An einer der Werkbänke in der kleinen Werkstatt in der Bremer Neustadt sitzt an diesem Vormittag auch George Okoro und versucht sich am Löten von Leiterplatten. Okoro ist ein Pastor aus Nigeria, der in Bremen eine afrikanische Gemeinde betreut. Darüber hinaus arbeitet er schon lange als Integrationslotse bei SOS-Kinderdorf und hat sich hier immer wieder für unbegleitete minderjährige Geflüchtete engagiert – gemeinsam mit seinem Mentor, dem Bremer Pastor im Ruhestand, Hans-Günter Sanders, der an diesem Vormittag ebenfalls in der kleinen Werkstatt vorbeischaut.

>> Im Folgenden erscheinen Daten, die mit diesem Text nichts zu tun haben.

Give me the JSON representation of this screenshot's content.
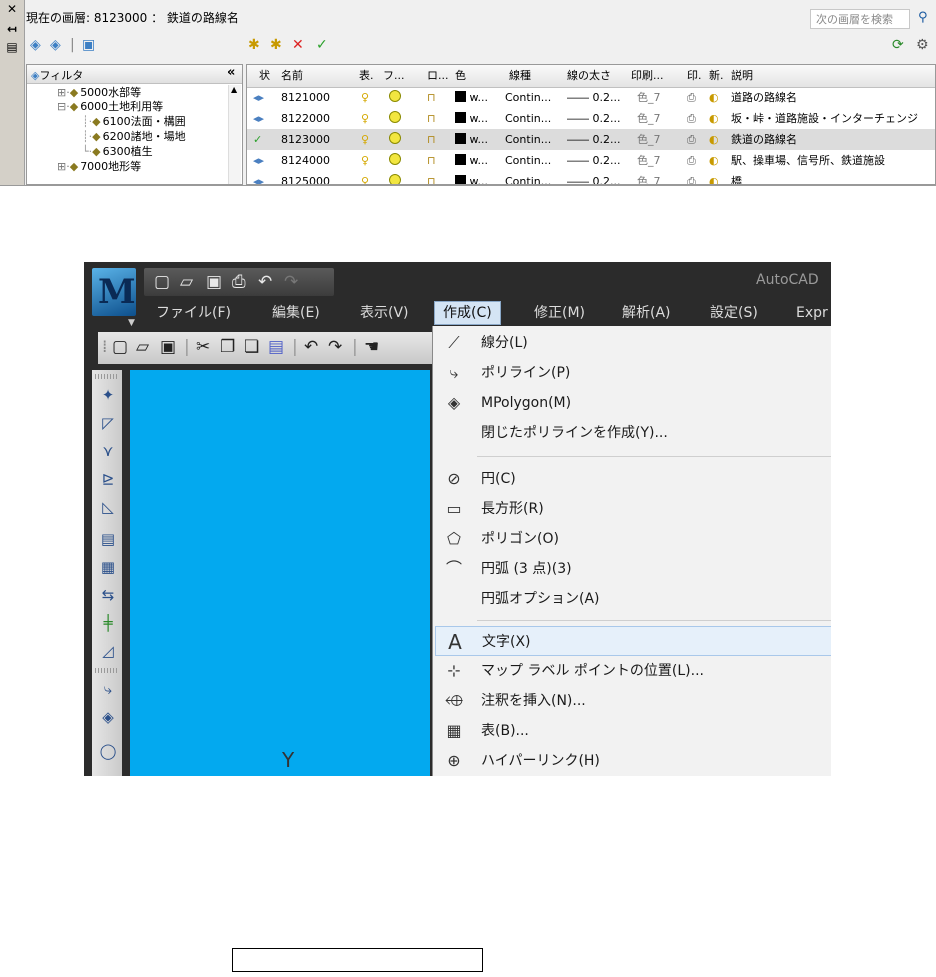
{
  "layer_manager": {
    "current_layer": "現在の画層: 8123000 ： 鉄道の路線名",
    "search_placeholder": "次の画層を検索",
    "side_buttons": [
      "close-icon",
      "pin-icon",
      "properties-icon"
    ],
    "filter_title": "フィルタ",
    "filter_collapse": "«",
    "tree": [
      {
        "label": "5000水部等",
        "level": 0
      },
      {
        "label": "6000土地利用等",
        "level": 0
      },
      {
        "label": "6100法面・構囲",
        "level": 1
      },
      {
        "label": "6200諸地・場地",
        "level": 1
      },
      {
        "label": "6300植生",
        "level": 1
      },
      {
        "label": "7000地形等",
        "level": 0
      }
    ],
    "columns": [
      "状",
      "名前",
      "表.",
      "フ...",
      "ロ...",
      "色",
      "線種",
      "線の太さ",
      "印刷...",
      "印.",
      "新.",
      "説明"
    ],
    "rows": [
      {
        "name": "8121000",
        "color": "w...",
        "linetype": "Contin...",
        "lineweight": "―― 0.2...",
        "plot_style": "色_7",
        "description": "道路の路線名",
        "current": false
      },
      {
        "name": "8122000",
        "color": "w...",
        "linetype": "Contin...",
        "lineweight": "―― 0.2...",
        "plot_style": "色_7",
        "description": "坂・峠・道路施設・インターチェンジ",
        "current": false
      },
      {
        "name": "8123000",
        "color": "w...",
        "linetype": "Contin...",
        "lineweight": "―― 0.2...",
        "plot_style": "色_7",
        "description": "鉄道の路線名",
        "current": true
      },
      {
        "name": "8124000",
        "color": "w...",
        "linetype": "Contin...",
        "lineweight": "―― 0.2...",
        "plot_style": "色_7",
        "description": "駅、操車場、信号所、鉄道施設",
        "current": false
      },
      {
        "name": "8125000",
        "color": "w...",
        "linetype": "Contin...",
        "lineweight": "―― 0.2...",
        "plot_style": "色_7",
        "description": "橋",
        "current": false
      }
    ]
  },
  "autocad": {
    "title": "AutoCAD",
    "menus": [
      "ファイル(F)",
      "編集(E)",
      "表示(V)",
      "作成(C)",
      "修正(M)",
      "解析(A)",
      "設定(S)",
      "Expr"
    ],
    "active_menu": "作成(C)",
    "dropdown": [
      {
        "label": "線分(L)",
        "icon": "line-icon"
      },
      {
        "label": "ポリライン(P)",
        "icon": "polyline-icon"
      },
      {
        "label": "MPolygon(M)",
        "icon": "mpolygon-icon"
      },
      {
        "label": "閉じたポリラインを作成(Y)...",
        "icon": ""
      },
      {
        "label": "円(C)",
        "icon": "circle-icon"
      },
      {
        "label": "長方形(R)",
        "icon": "rectangle-icon"
      },
      {
        "label": "ポリゴン(O)",
        "icon": "polygon-icon"
      },
      {
        "label": "円弧 (3 点)(3)",
        "icon": "arc-icon"
      },
      {
        "label": "円弧オプション(A)",
        "icon": ""
      },
      {
        "label": "文字(X)",
        "icon": "text-icon"
      },
      {
        "label": "マップ ラベル ポイントの位置(L)...",
        "icon": "map-label-icon"
      },
      {
        "label": "注釈を挿入(N)...",
        "icon": "annotation-icon"
      },
      {
        "label": "表(B)...",
        "icon": "table-icon"
      },
      {
        "label": "ハイパーリンク(H)",
        "icon": "hyperlink-icon"
      }
    ],
    "highlighted_item": "文字(X)",
    "canvas_color": "#03a9ef"
  }
}
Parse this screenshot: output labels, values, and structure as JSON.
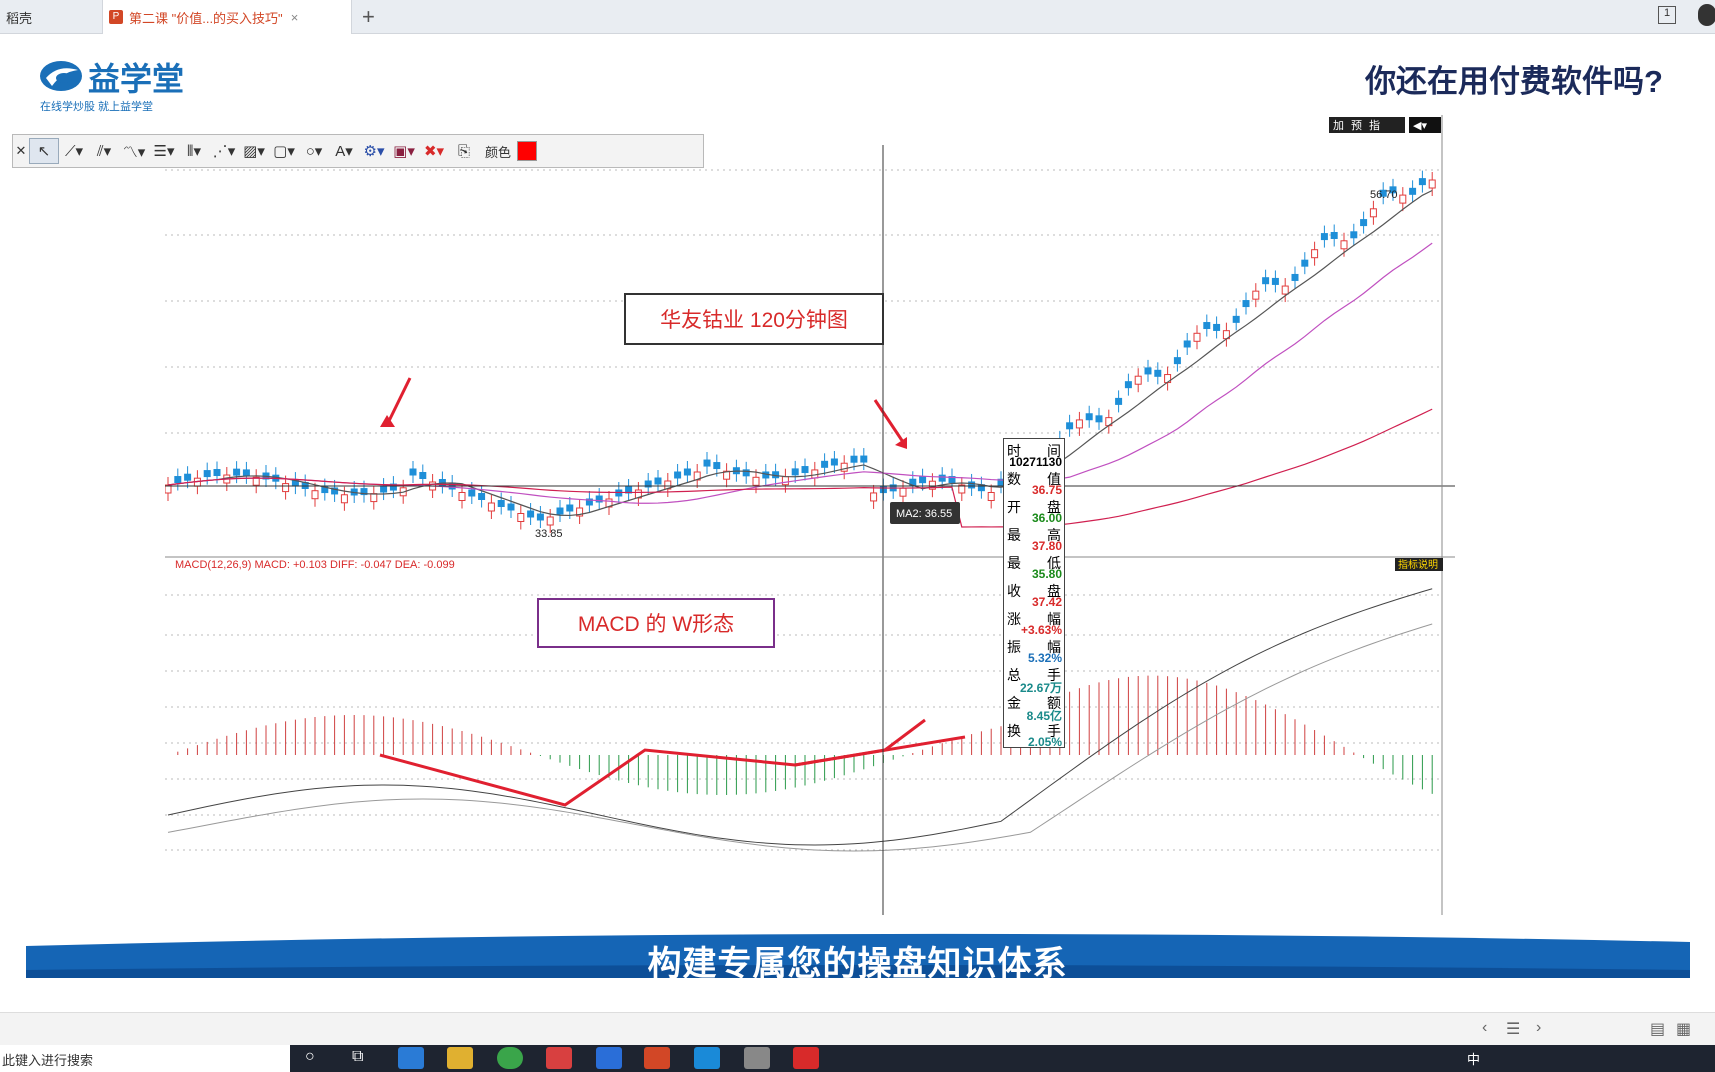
{
  "tabs": [
    {
      "label": "稻壳"
    },
    {
      "label": "第二课 \"价值...的买入技巧\""
    }
  ],
  "slide": {
    "logo_text": "益学堂",
    "logo_sub": "在线学炒股   就上益学堂",
    "headline": "你还在用付费软件吗?",
    "banner": "构建专属您的操盘知识体系"
  },
  "toolbar": {
    "color_label": "颜色",
    "color_value": "#ff0000"
  },
  "chart": {
    "top_buttons": [
      "加",
      "预",
      "指"
    ],
    "annotation1": "华友钴业    120分钟图",
    "annotation2": "MACD 的 W形态",
    "high_label": "56.70",
    "low_label": "33.85",
    "ma_tip": "MA2: 36.55",
    "macd_label": "MACD(12,26,9) MACD: +0.103 DIFF: -0.047 DEA: -0.099",
    "indicator_btn": "指标说明"
  },
  "info_box": {
    "rows": [
      {
        "l": "时",
        "r": "间",
        "v": "10271130",
        "c": "#000"
      },
      {
        "l": "数",
        "r": "值",
        "v": "36.75",
        "c": "#d82a2a"
      },
      {
        "l": "开",
        "r": "盘",
        "v": "36.00",
        "c": "#1a8a1a"
      },
      {
        "l": "最",
        "r": "高",
        "v": "37.80",
        "c": "#d82a2a"
      },
      {
        "l": "最",
        "r": "低",
        "v": "35.80",
        "c": "#1a8a1a"
      },
      {
        "l": "收",
        "r": "盘",
        "v": "37.42",
        "c": "#d82a2a"
      },
      {
        "l": "涨",
        "r": "幅",
        "v": "+3.63%",
        "c": "#d82a2a"
      },
      {
        "l": "振",
        "r": "幅",
        "v": "5.32%",
        "c": "#1a6fb8"
      },
      {
        "l": "总",
        "r": "手",
        "v": "22.67万",
        "c": "#1a8a8a"
      },
      {
        "l": "金",
        "r": "额",
        "v": "8.45亿",
        "c": "#1a8a8a"
      },
      {
        "l": "换",
        "r": "手",
        "v": "2.05%",
        "c": "#1a8a8a"
      }
    ]
  },
  "status": {
    "search_placeholder": "此键入进行搜索",
    "clock": "中"
  },
  "colors": {
    "up": "#e23b3b",
    "down": "#1e8fd8",
    "banner": "#1565b5"
  }
}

Eine einmalige Kooperation

Und damit wäre der Großteil der Bremer Protagonisten der Geschichte genannt, die hier erzählt werden soll: die Geschichte eines ebenso innovativen wie beispielhaften Bremer Integrationsprojekts für minderjährige unbegleitete Geflüchtete, für das sich drei ausgesprochen unterschiedliche Player zusammengetan haben: SOS-Kinderdorf Bremen, Airbus und das Berufsschulzentrum Bremen Neustadt, zu dessen Schülern auch die jugendlichen Praktikanten hier gehören: Das sind Mohammad Al Abdullah, Alireza Akbarian, Ali Alkateeb, Mohammad Jawadi, Mohamed Hassan und Hamidreza Hosseini, sechs von insgesamt zwanzig Schülern einer speziellen Berufsschulklasse für Geflüchtete mit Sprachförderung und Technologieschwerpunkt, die von Airbus gefördert wird. Die anderen Schüler der Klasse wurden für ihre Betriebspraktika auf weitere Bremer Technologieunternehmen verteilt, das Deutsche Forschungszentrum für Künstliche Intelligenz zum Beispiel.

Die Geschichte dieses Projekts, das Integrations- und Industriepolitik auf exemplarische Weise zusammenbringt, beginnt im Sommer 2015: damals, als sehr viele Menschen in diesem Land die Bilder von den Hunderten anderen Menschen nicht mehr ertragen können, die täglich auf der Flucht vor Not und Krieg im Mittelmeer ertrinken; in jenem Sommer, als Angela Merkel schließlich den berühmten Satz sagt, aus dem man ihr seitdem einen Strick zu drehen versucht: „Wir schaffen das!“

Mohammad Al Abdullah zum Beispiel bricht in diesen Tagen fünfzehnjährig aus seiner syrischen Heimatstadt Hama auf, Eltern und jüngere Geschwister zurücklassend, um über die Türkei und die Balkanroute nach wochenlangem Fußmarsch schließlich in Bremen anzukommen. Oder Alireza Akbarian, der – ebenfalls allein – aus dem Iran, wohin seine Familie vor der Gewalt in Afghanistan geflohen war, nach Europa geschickt wird.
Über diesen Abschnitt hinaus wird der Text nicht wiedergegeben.